Weekly Update:  July 17, 2013


Commodity Watch:

Ben Bernanke went before Congress this morning to update lawmakers on the health of the US economy.  In a Q & A session, Bernanke said the Fed still plans on tapering their bond purchases sometime this year. Not exactly what bullish commodity investors want to hear as it will add strength to the US Dollar.

However, Bernanke went on to say that the Fed will continue to be accommodative and may adjust their plans on incoming economic data. 

In other words, he’s taking a wait and see attitude.

As far as trading action in the commodity markets goes, silver managed to peek its head above $20 an ounce last week- the first time that’s happened since mid-June. 

However, Bernanke’s testimony before Congress this morning is clearly not what bullish silver investors wanted to hear.  More on that in the gold update below…

Spot corn rallied above $7.20 a bushel in recent trading on a strong cash market.  However, prices are still dramatically weaker in the September and December contract- $5.40 and $5.10 respectively.

Let’s take a quick look at our open positions in oil, natural gas, and gold…


Portfolio Recap:

. . . . SPDR Gold Trust (GLD) August 2013 $126 Calls

Gold rose to within a whisker of $1,300 in recent trading.  The rally from the key reversal signal I pointed out in the original trade alert on July 2nd gave us gains of just over 30% in our $126 GLD calls.

But the rally faltered today…

Bernanke’s testimony this morning sent gold back down towards $1,250 an ounce.  With the Fed now likely to reduce QE measures in coming months, the impetus to own gold is diminished in the eyes of wary investors.

As of this writing, our $126 calls are worth about $1.80 per contract- a few pennies under what we paid for them ($1.88).  Since these are out of the money calls with August expiration, they’re going to lose value quickly if GLD doesn’t get above $126.  And as of right now, it’s readily apparent that bears are back in control of the gold market thanks to Bernanke’s testimony.

As a result, it’s in our best interest to SELL TO CLOSE the GLD $126 call at current prices.  This essentially gets us out breakeven on this trade.

Unfortunately, the fundamental reasons to sell gold are now outweighing the technical reasons to buy.  And that’s precisely why we need to cut our risk in this GLD call trade.

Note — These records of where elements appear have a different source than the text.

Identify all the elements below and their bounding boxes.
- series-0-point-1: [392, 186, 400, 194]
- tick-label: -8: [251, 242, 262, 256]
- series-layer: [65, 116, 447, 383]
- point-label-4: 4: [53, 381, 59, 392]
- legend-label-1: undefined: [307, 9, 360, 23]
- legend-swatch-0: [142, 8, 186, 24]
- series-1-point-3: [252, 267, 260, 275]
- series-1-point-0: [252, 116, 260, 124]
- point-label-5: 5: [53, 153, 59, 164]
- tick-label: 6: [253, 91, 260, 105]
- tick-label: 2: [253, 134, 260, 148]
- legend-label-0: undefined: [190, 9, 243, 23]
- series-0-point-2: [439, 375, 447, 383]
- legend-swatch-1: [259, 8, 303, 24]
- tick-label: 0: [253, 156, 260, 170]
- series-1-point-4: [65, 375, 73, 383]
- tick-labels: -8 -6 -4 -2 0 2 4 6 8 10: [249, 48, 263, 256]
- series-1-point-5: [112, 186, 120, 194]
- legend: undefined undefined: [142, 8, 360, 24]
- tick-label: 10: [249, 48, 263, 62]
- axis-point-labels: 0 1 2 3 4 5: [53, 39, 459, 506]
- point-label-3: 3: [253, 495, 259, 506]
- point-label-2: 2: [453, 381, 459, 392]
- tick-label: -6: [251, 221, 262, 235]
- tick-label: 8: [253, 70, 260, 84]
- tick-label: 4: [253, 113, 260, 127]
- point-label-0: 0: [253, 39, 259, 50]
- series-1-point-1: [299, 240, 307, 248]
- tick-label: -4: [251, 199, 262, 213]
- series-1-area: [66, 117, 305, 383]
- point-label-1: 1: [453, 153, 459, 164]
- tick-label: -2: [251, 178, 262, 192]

. . . . US Natural Gas Fund (UNG) August 2013 $21 Calls

Mother Nature is starting to cooperate with our natural gas trade.  Temperatures along the eastern seaboard are heating up with temperatures pressing the mid-90s.  Remember, higher temperatures means more electricity demand, which should increase natural inventory drawdowns and raise gas prices.

However, natural gas is still stuck in a trading range between $3.60 and $3.75 mmBtu.  Tomorrow’s EIA inventory report is very important.  We need to see a bigger than expected storage drawdown in order for natural gas prices to move higher.

For now, keep holding the UNG calls for higher prices…

. . . . US Oil Fund (USO) September 2013 $36 Puts

It’s still too early to garner much information on our newly established WTI put trade.  As you know, we bought puts on USO yesterday with oil at $106 a barrel.